We acknowledge, as limitations of the present work, that we did not offer an accurate count of motor neurons in spinal cords from the G93A mice. However, the fact that in 2 separate tissular and cellular models of motor neuron demise, DHA (either alone or in combination with α-tocopherol) was able to prevent motor neuron loss, could allow us to hypothesize a similar effect in vivo. We also acknowledge some caveats, such as the increased ubiquitin immunostaining induced by DHA treatments. Usually, ubiquitin is considered a marker of defective proteostasis, but in our case, this might be viewed as a compensatory response.
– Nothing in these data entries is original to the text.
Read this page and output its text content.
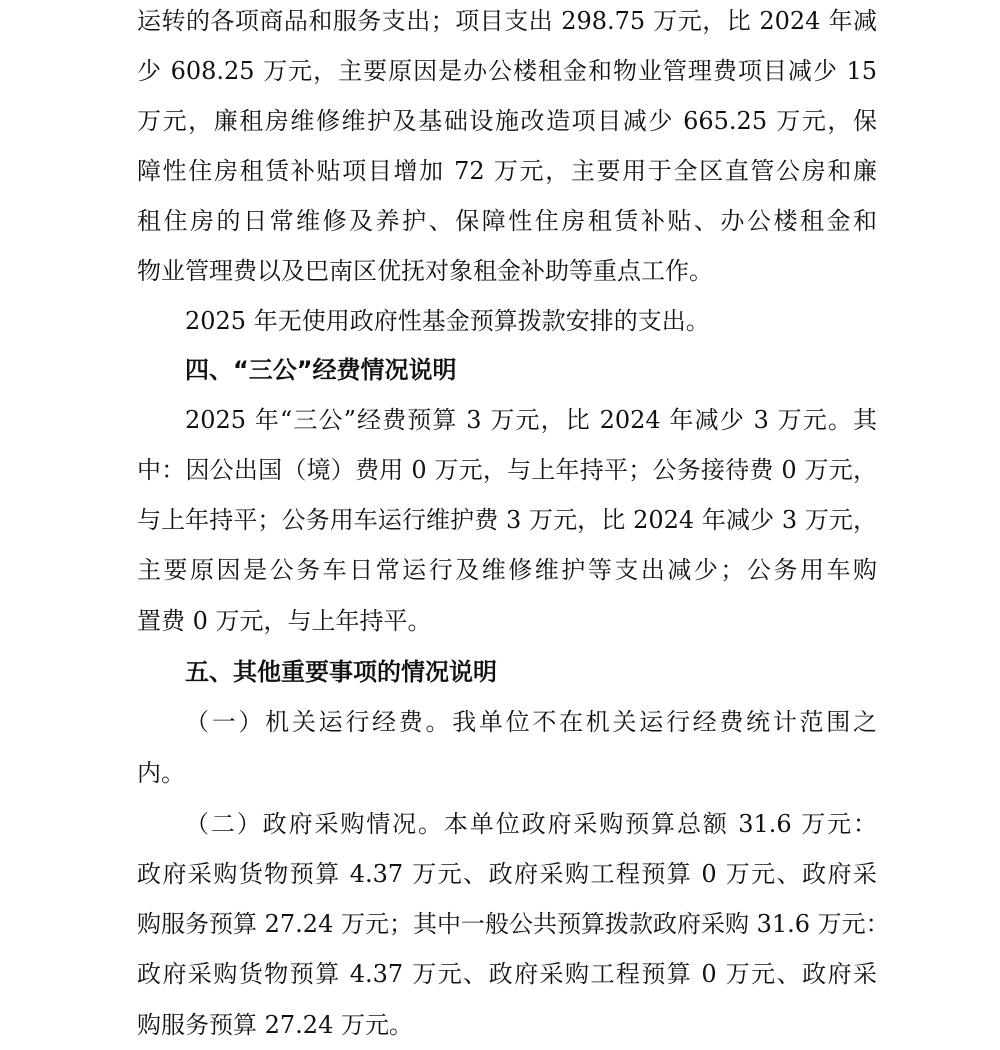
运转的各项商品和服务支出；项目支出 298.75 万元，比 2024 年减
少 608.25 万元，主要原因是办公楼租金和物业管理费项目减少 15
万元，廉租房维修维护及基础设施改造项目减少 665.25 万元，保
障性住房租赁补贴项目增加 72 万元，主要用于全区直管公房和廉
租住房的日常维修及养护、保障性住房租赁补贴、办公楼租金和
物业管理费以及巴南区优抚对象租金补助等重点工作。
2025 年无使用政府性基金预算拨款安排的支出。
四、“三公”经费情况说明
2025 年“三公”经费预算 3 万元，比 2024 年减少 3 万元。其
中：因公出国（境）费用 0 万元，与上年持平；公务接待费 0 万元，
与上年持平；公务用车运行维护费 3 万元，比 2024 年减少 3 万元，
主要原因是公务车日常运行及维修维护等支出减少；公务用车购
置费 0 万元，与上年持平。
五、其他重要事项的情况说明
（一）机关运行经费。我单位不在机关运行经费统计范围之
内。
（二）政府采购情况。本单位政府采购预算总额 31.6 万元：
政府采购货物预算 4.37 万元、政府采购工程预算 0 万元、政府采
购服务预算 27.24 万元；其中一般公共预算拨款政府采购 31.6 万元：
政府采购货物预算 4.37 万元、政府采购工程预算 0 万元、政府采
购服务预算 27.24 万元。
Concerning potential translation of these results to the human disease context, nutrition for ALS management may be relevant for several reasons. Reports indicate that diet, specifically n-3 fatty acid consumption, plays an important role in ALS progress and may delay the onset of ALS [41]. These data support nutritional intervention as an interesting field to improve the quality of life of ALS patients, but specific issues (such as the interaction with gender) remain open to exploring further venues of dietary personalization in ALS care.

In conclusion, DHA exerts neuroprotective effects in male, but not in female, hSOD1-G93A mouse model of ALS. Further investigations are needed to elucidate this gender–diet interaction. Our data suggest that specific dietary fatty acid composition might be considered in the management of ALS patients.